Because of how I got introduced to these topics I'm more than willing to look at all of this with an open mind. From where I'm sitting, this stuff is all like 99% credible and the only thing that would be needed for me to just sign on for my '100% badge' is to either have an NDE or and OBE myself.
 
I'm open minded, but as they say 'seein' is believin' for me, and honestly, I'm not curious enough to want to find out. I don't know what happens after we die, but I lean toward what JustMe said, it's over for body and mind.

I think religious people are more likely to believe in these NDEs, I was raised Catholic, and they were always telling us about the light, and dead relatives welcoming us. So, if it's ingrained in our minds and subconscious, I can easily see someone on their death bed having the illusions in a weakened state. I don't think that everyone who tells of their experience is lying at all, but it is their personal interpretation of what happened or what they imagine happened.
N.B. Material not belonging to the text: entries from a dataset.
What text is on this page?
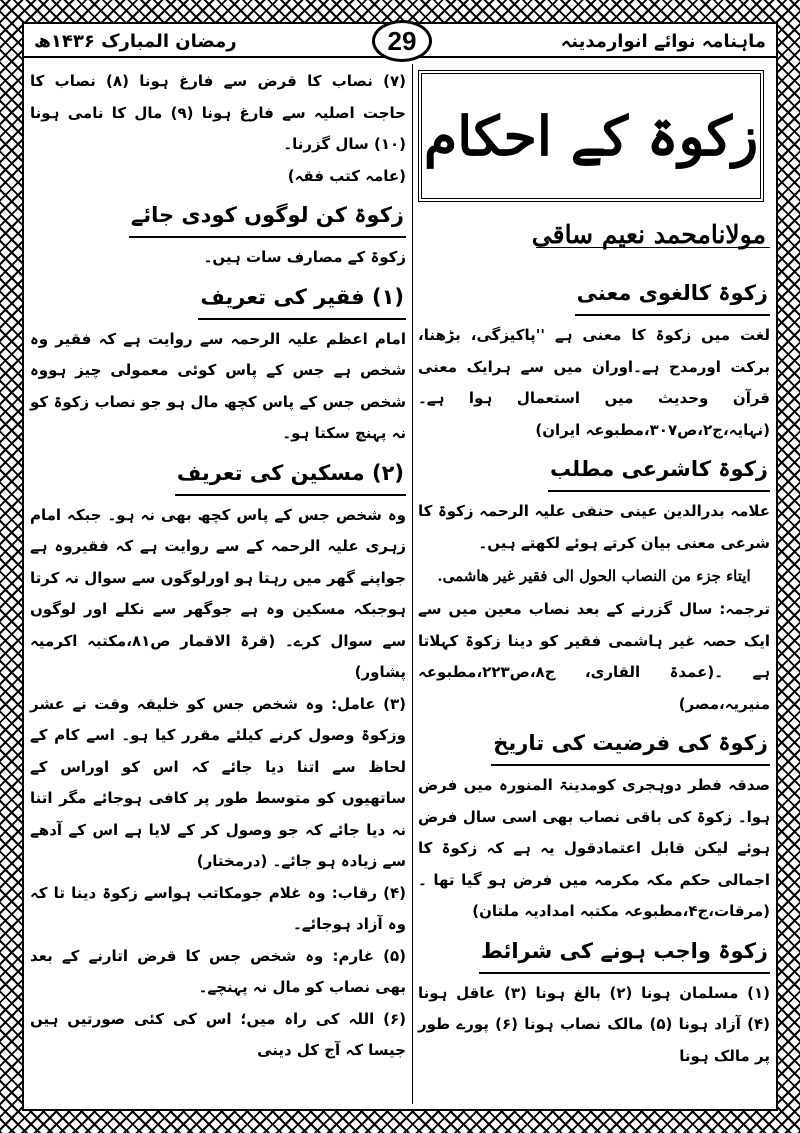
رمضان المبارک ۱۴۳۶ھ	ماہنامہ نوائے انوارمدینہ
29
زکوۃ کے احکام
مولانامحمد نعیم ساقی
زکوۃ کالغوی معنی
لغت میں زکوۃ کا معنی ہے ''پاکیزگی، بڑھنا، برکت اورمدح ہے۔اوران میں سے ہرایک معنی قرآن وحدیث میں استعمال ہوا ہے۔(نہایہ،ج۲،ص۳۰۷،مطبوعہ ایران)
زکوۃ کاشرعی مطلب
علامہ بدرالدین عینی حنفی علیہ الرحمہ زکوۃ کا شرعی معنی بیان کرتے ہوئے لکھتے ہیں۔
ایتاء جزء من النصاب الحول الی فقیر غیر ھاشمی.
ترجمہ: سال گزرنے کے بعد نصاب معین میں سے ایک حصہ غیر ہاشمی فقیر کو دینا زکوۃ کہلاتا ہے ۔(عمدۃ القاری، ج۸،ص۲۲۳،مطبوعہ منیریہ،مصر)
زکوۃ کی فرضیت کی تاریخ
صدقہ فطر دوہجری کومدینۃ المنورہ میں فرض ہوا۔ زکوۃ کی باقی نصاب بھی اسی سال فرض ہوئے لیکن قابل اعتمادقول یہ ہے کہ زکوۃ کا اجمالی حکم مکہ مکرمہ میں فرض ہو گیا تھا ۔ (مرقات،ج۴،مطبوعہ مکتبہ امدادیہ ملتان)
زکوۃ واجب ہونے کی شرائط
(۱) مسلمان ہونا (۲) بالغ ہونا (۳) عاقل ہونا (۴) آزاد ہونا (۵) مالک نصاب ہونا (۶) پورے طور پر مالک ہونا
(۷) نصاب کا قرض سے فارغ ہونا (۸) نصاب کا حاجت اصلیہ سے فارغ ہونا (۹) مال کا نامی ہونا (۱۰) سال گزرنا۔
(عامہ کتب فقہ)
زکوۃ کن لوگوں کودی جائے
زکوۃ کے مصارف سات ہیں۔
(۱) فقیر کی تعریف
امام اعظم علیہ الرحمہ سے روایت ہے کہ فقیر وہ شخص ہے جس کے پاس کوئی معمولی چیز ہووہ شخص جس کے پاس کچھ مال ہو جو نصاب زکوۃ کو نہ پہنچ سکتا ہو۔
(۲) مسکین کی تعریف
وہ شخص جس کے پاس کچھ بھی نہ ہو۔ جبکہ امام زہری علیہ الرحمہ کے سے روایت ہے کہ فقیروہ ہے جواپنے گھر میں رہتا ہو اورلوگوں سے سوال نہ کرتا ہوجبکہ مسکین وہ ہے جوگھر سے نکلے اور لوگوں سے سوال کرے۔ (قرۃ الاقمار ص۸۱،مکتبہ اکرمیہ پشاور)
(۳) عامل: وہ شخص جس کو خلیفہ وقت نے عشر وزکوۃ وصول کرنے کیلئے مقرر کیا ہو۔ اسے کام کے لحاظ سے اتنا دیا جائے کہ اس کو اوراس کے ساتھیوں کو متوسط طور پر کافی ہوجائے مگر اتنا نہ دیا جائے کہ جو وصول کر کے لایا ہے اس کے آدھے سے زیادہ ہو جائے۔ (درمختار)
(۴) رقاب: وہ غلام جومکاتب ہواسے زکوۃ دینا تا کہ وہ آزاد ہوجائے۔
(۵) غارم: وہ شخص جس کا قرض اتارنے کے بعد بھی نصاب کو مال نہ پہنچے۔
(۶) اللہ کی راہ میں؛ اس کی کئی صورتیں ہیں جیسا کہ آج کل دینی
I've heard shows on the subject on the Coast radio show, and some recounts are more believable than others. There are also people who say their experience was very black, negative and frightful. Here's one of the guests I listened to on that show. http://pmhatwater.com/resource/NDE Cases/


Well as you say, you can believe whatever you want. It makes no difference on the outcome, we still all wind up in the same place and planning the next 'tour'.:rolleyes:

It would be interesting to try and discover the answer to your question regarding religious vs. non religious experiencers. I can't say that I've notice a preponderance of religion being suggested. And the fact that there are so many who weren't religious and didn't become religious as a result says a lot too. It would seem to be a natural occurrence that if someone comes from a religious upbringing that their initial arrival might include religious overtones. Just like the Indian people report a culturally Indian version. You get what you expect and that would include if someone of a religious bent, doubted their own entrance into heaven because they harbour some level of deep guilt or anxiety in that regard and their initial experience would be decidedly negative.

I have one of Ms. Atwater's books so while I don't know which guest you're thinking of in that link, I am familiar with her research.


I think the one weakness in your argument (see underlined) is it fails to take into account the blind folks who've died and then report being able to see colours and faces and so on while they're 'dead'. It wouldn't answer the question of how the 'dead guy' knew that they took his dentures out before they tried to resuscitate him and then put them in the bottom drawer of a side cart that was in the treatment room where he died, only to forget where they'd put them. And a few days later when he's recovered enough to want his teeth back, for him to be able to tell them exactly where to look. Or those who know that their dad was praying in the hospital chapel at the time the doctors were calling his time of death, because he/she was able to see them there on his knees.